The Enquirer is probably the only publication in the world to go with this Lucy Mercer hypothesis. (Mercer was the lifelong love of Franklin Roosevelt, and the revelation of their affair nearly ended his marriage to Eleanor. It's probably safe to say Clinton's real feelings for Lewinsky actually go in another direction; see the Anne Boleyn theory, above.)
Romantics will warm to further Enquirer disclosures. The president was "[l]onely and starved for affection. ... [Monica] made him feel good about himself." He told her, says the publication, that his relationship with Hillary was now nothing more than a political alliance that would end when his term did. "The President further charmed Monica by fantasizing out loud how wonderful it would be if he had a son." Oh, to get an invitation to that bris! Bill and Monica also at one point planned a tryst on Martha's Vineyard, but Bill finally chickened out, says the publication. This was before a vacation on Martha's Vineyard became a synonym for the first circle of hell.

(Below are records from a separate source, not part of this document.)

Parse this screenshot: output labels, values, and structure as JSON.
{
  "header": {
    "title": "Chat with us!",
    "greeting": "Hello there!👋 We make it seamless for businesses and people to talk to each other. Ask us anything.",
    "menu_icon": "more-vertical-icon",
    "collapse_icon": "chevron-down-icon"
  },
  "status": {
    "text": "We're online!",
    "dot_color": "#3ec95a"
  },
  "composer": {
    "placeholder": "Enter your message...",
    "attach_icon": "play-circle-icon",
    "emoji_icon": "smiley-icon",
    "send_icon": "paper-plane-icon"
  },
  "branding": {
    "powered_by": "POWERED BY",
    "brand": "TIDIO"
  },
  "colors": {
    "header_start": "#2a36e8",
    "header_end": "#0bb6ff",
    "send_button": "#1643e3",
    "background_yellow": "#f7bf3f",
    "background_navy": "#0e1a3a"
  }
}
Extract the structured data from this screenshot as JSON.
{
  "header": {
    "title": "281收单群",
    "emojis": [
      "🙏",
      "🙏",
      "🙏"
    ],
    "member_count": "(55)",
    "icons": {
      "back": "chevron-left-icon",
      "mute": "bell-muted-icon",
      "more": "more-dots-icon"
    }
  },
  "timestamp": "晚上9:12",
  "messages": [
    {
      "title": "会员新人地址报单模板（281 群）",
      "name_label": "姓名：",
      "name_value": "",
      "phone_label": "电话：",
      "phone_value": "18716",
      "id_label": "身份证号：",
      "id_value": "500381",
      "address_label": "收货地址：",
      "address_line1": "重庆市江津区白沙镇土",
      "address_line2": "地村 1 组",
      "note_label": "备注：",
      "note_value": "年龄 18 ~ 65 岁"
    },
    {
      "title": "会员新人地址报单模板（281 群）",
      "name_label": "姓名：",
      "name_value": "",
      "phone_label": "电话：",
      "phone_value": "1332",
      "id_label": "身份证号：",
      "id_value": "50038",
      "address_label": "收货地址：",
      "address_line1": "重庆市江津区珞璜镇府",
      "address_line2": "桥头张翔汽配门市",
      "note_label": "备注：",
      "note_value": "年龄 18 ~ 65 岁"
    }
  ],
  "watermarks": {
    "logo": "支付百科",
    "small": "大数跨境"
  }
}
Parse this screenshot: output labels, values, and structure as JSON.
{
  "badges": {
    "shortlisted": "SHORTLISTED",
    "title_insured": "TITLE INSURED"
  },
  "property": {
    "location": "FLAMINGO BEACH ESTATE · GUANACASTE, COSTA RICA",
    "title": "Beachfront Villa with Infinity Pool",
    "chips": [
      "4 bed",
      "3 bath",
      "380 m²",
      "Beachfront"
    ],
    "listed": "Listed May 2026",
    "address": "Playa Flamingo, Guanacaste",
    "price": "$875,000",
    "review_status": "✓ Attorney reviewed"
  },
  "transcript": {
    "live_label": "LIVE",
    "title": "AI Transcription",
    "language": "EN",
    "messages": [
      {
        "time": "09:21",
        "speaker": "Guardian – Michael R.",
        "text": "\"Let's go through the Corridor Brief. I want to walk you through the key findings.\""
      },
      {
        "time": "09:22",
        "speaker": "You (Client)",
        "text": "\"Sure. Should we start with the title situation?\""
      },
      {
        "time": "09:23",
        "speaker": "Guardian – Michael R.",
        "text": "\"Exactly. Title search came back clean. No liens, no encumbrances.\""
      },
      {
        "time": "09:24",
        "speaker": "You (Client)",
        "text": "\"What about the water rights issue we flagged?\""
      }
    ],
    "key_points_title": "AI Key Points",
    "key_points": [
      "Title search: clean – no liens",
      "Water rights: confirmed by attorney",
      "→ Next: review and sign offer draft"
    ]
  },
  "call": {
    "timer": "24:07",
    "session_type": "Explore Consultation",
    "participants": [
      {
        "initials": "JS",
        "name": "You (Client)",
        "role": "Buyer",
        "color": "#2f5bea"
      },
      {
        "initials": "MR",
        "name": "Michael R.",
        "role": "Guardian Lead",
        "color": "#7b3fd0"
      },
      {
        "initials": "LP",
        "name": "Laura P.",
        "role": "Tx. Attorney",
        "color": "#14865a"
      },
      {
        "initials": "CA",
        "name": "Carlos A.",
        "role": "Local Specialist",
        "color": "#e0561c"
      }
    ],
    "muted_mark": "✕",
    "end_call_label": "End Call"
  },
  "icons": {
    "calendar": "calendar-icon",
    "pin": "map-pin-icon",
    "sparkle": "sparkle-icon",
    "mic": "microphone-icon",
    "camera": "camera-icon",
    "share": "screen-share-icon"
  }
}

This week the Enquirer offers a preview of Ken Starr's report on the great love affair, which will enumerate romps "in the Presidential limo, the Oval Office and even the LINCOLN BEDROOM!" The publications says the report will include information on how "Monica used a cigar in a sexually uninhibited manner" and how "Clinton used one of the ties given to him by Monica in sexy games during their Oval Office trysts." The Enquirer also leaves the strong impression the report is being written by Judith Krantz, with dialogue such as:
Monica: You are the kinkiest man I've ever been with.
The Star says the Starr report will disclose that Clinton has particular ideas about the Second Coming when it depicts a sexual encounter with Lewinsky at the White House following Easter Sunday church services. The publication also has a thinly sourced account of how, in July, Clinton "fondled and made crude remarks to a waitress at a posh Washington, D.C., area country club" after a round of golf. Reading the story you first think, "This didn't happen; he couldn't be that stupid." Then you think, "Well ..."
The Globe, as usual, is in Bill's corner, complete with transcripts of the first family's heartfelt conversations. Hillary would make Tammy Wynette proud as she says: "I've forgiven Bill. ... I won't let that woman wreck my marriage or rob my husband of the place he's earned in my heart, our daughter's heart or in American history." Bill also has some moving words for Hillary that "Keeping Tabs" ran through the Bill Clinton AutoParser. The Globe reports Bill said to Hillary, "Darling, whatever I've done, I have never stopped loving you for one single moment." The AutoParser says Clinton really means, "It was legally accurate to say that in my encounters with Miss Lewinsky there was no controlling genital authority." And the president also told his wife: "The hurt in your eyes is torture to me. If you forgive me, I'll never look at anyone else again." According to the AutoParser, this means, "I will never again look at a woman named Anyone Else."